Hustle & Flow (2005) / Drama
MPAA Rated: R for sex and drug content, pervasive language and some violence
Running time: 116 min.
Cast: Terrence Howard, Anthony Anderson, Taryn Manning, Taraji P. Henson, DJ Qualls, Ludacris, Paula Jai Parker, Elise Neal, Isaac Hayes
Cameo: Three 6 Mafia
Director: Craig Brewer
Screenplay: Craig Brewer
Review published November 1, 2007
Terrence Howard's (Ray, Crash) Oscar-nominated performance highlights this interesting and provocative look at the life of a two-bit pimp and drug dealer who finds a calling after deciding that he has a voice that needs to get out in the world of hip hop. Howard plays Memphis hustler, DJay, who is at a crossroads in his life in the game as he feels there just has to be something more in store for him than scraping by from day to day in the world of drugs and fornication, especially as he hits the same age that his father had been when he died. After exchanging weed for a cheap keyboard, he finds he has an affinity for simple compositions that allow him to express himself as a poet and rapper, talking about his daily feelings and existence on the street of ghetto Tennessee. With the help of an associate in the local gospel music scene (Anderson, Hoodwinked), DJay spends most of his free time trying to lay down the tracks for the demo he wants to send to another local who made it big in the rap game, Skinny Black (Ludacris, 2 Fast 2 Furious). However, his women are growing tired of DJay's obsession, and other tensions threaten to stop DJay from living out his dreams before they even have a chance to begin.

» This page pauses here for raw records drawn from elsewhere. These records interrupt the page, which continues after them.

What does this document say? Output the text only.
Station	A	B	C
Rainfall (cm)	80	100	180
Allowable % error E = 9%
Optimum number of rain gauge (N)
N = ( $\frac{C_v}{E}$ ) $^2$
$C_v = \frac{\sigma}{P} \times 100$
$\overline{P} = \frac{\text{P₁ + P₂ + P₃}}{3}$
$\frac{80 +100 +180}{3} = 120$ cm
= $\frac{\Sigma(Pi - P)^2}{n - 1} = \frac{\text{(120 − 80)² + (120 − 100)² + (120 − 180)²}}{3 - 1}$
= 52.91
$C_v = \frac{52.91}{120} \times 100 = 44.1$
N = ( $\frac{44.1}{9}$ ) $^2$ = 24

Much like 8 Mile, authenticity is the key to making this ambitious film about one man's hunger to break into the world of hip hop, and though Howard is not a rapper by trade, the level of sophistication in his lyrics is such that a pimp with at least some knowledge about how to kick it on the mic about his day-to-day existence could turn out a halfway decent demo if he worked hard enough. Perhaps as impressive as the star-making turn by Howard is the stellar debut of a new auteur in Craig Brewer (Black Snake Moan), who shows he has an ear for the vernacular and the characters, and the peculiar world that they inhabit. Though DJay doesn't exactly live an upright life from outside appearance, Brewer paints him with an honest air, not as a pure saint or a sinner -- an average guy who got caught up in the pimp game for money, but what he really wants is respect among his peers, willing to give up everything he has built for a chance at breaking through.

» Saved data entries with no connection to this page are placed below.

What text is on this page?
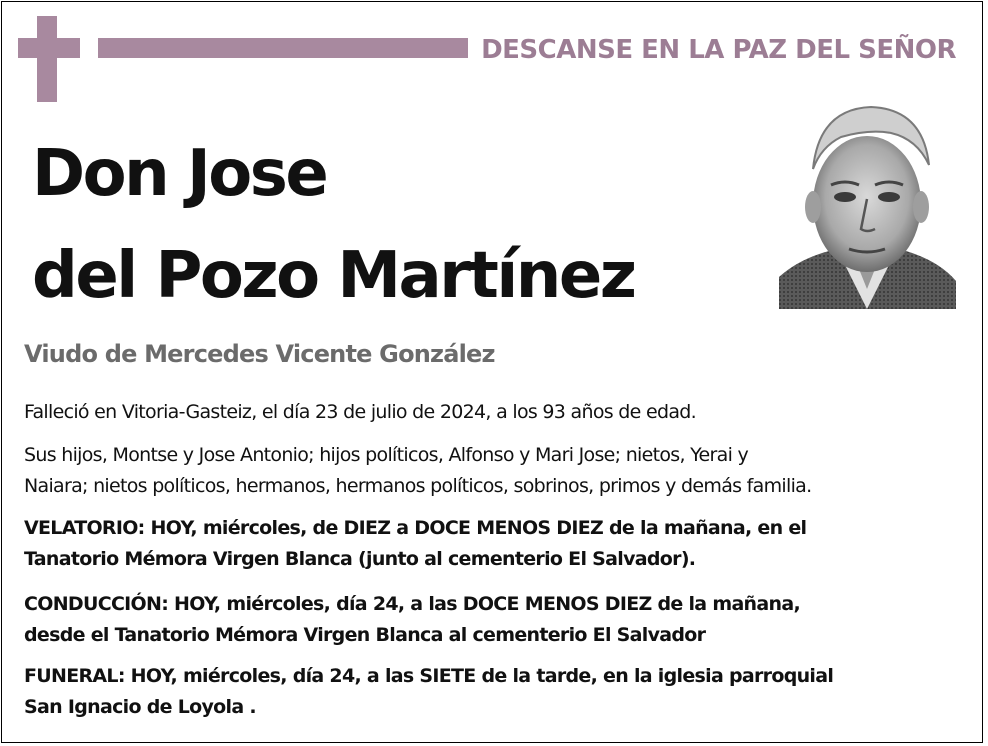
DESCANSE EN LA PAZ DEL SEÑOR
Don Jose
del Pozo Martínez
Viudo de Mercedes Vicente González
Falleció en Vitoria-Gasteiz, el día 23 de julio de 2024, a los 93 años de edad.
Sus hijos, Montse y Jose Antonio; hijos políticos, Alfonso y Mari Jose; nietos, Yerai y
Naiara; nietos políticos, hermanos, hermanos políticos, sobrinos, primos y demás familia.
VELATORIO: HOY, miércoles, de DIEZ a DOCE MENOS DIEZ de la mañana, en el
Tanatorio Mémora Virgen Blanca (junto al cementerio El Salvador).
CONDUCCIÓN: HOY, miércoles, día 24, a las DOCE MENOS DIEZ de la mañana,
desde el Tanatorio Mémora Virgen Blanca al cementerio El Salvador
FUNERAL: HOY, miércoles, día 24, a las SIETE de la tarde, en la iglesia parroquial
San Ignacio de Loyola .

Although falling under the banner of MTV Studios, Hustle & Flow doesn't aim for the young set, clearly an adult film with adult aspirations, resisting the tendency to market the film and soundtrack to the teenage crowd that it might appeal most to. It's not a surprise to see Howard giving an Oscar-caliber performance, but the supporting cast puts forward some of their best work, with a surprisingly nuanced role by the normally loudmouthed Anthony Anderson, a suitably geeky DJ Qualls (The Core, The New Guy), and even Ludacris captivates as the mercurial Skinny Black. The women of the film are equally strong, and give the film the benefit of humanity and kindness necessary to see that these are people with hopes, dreams, and the capability of finding love and happiness even when it looks like they might never be anything more than what they are.
The characterizations lean a little toward eccentric, and some of the situations play less realistic than a true drama might warrant, but all in all, Brewer turns in an absorbing look at the small-time pimp with the dreams and determination to suggest there might just be something bigger in store for him. Beautifully shot, with solid dialogue and delivery, Hustle & Flow proves to be worth the meager amount of money you spend for the two hour session, and unlike DJay's "merchandise", you won't feel screwed when it's over.